Immigration compliance and employment discrimination related to immigration compliance can put employers between a rock and a hard place. As more states require E-verify and the feds are ramping up enforcement against employers who misuse E-verify, it's important to get the facts.
Here are some basics for those who use E-verify:
- Employers must still complete I-9 forms.
- All new hires must be entered within three days of starting work.
- All new hires must be entered into the E-verify system for confirmation of eligibility to work, not just some of them.
- Employers cannot use E-verify to screen existing employees UNLESS a company been awarded a federal contract on or after September 8, 2009, that contains the Federal Acquisition Regulation (FAR) E-Verify clause (see more online).
- E-verify notifications of work eligibility are NOT determinations of a new hire's immigration status. That's not a matter for employers to decide, so don't play cop or make assumptions.
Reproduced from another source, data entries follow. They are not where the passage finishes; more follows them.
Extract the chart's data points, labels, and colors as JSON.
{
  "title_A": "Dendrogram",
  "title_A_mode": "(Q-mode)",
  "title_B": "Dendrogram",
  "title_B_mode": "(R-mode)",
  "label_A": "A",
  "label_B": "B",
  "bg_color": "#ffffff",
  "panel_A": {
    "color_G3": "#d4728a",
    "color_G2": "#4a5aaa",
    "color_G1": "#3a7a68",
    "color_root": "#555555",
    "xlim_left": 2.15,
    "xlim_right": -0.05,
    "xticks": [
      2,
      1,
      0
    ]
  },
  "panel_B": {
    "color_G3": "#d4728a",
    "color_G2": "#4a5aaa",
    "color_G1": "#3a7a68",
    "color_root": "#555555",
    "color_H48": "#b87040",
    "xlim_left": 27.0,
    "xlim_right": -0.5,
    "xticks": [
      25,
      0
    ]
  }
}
- When you receive a TNC (Tentative Non-Confirmation) notice from the system, be sure to print the notice, provide a copy to the employee and follow the directions. There are employer-specific instructions, as well as instructions for the new hire to follow.
- Log in to E-verify on a daily basis to check for updates on new hires until cases are resolved.
But there's a lot of other information that you need to know, so don't take this article as a definitive answer about the system, rather use it as an invitation to learn more about it if you're not using it - or to brush up on what you know if you are a current E-verify user.
The U.S. Customs and Immigration Services website has a helpful Question and Answer webpage as well as online webinars for those who want to know more about the system. The Justice Department has a useful online Dos and Don'ts resource as well.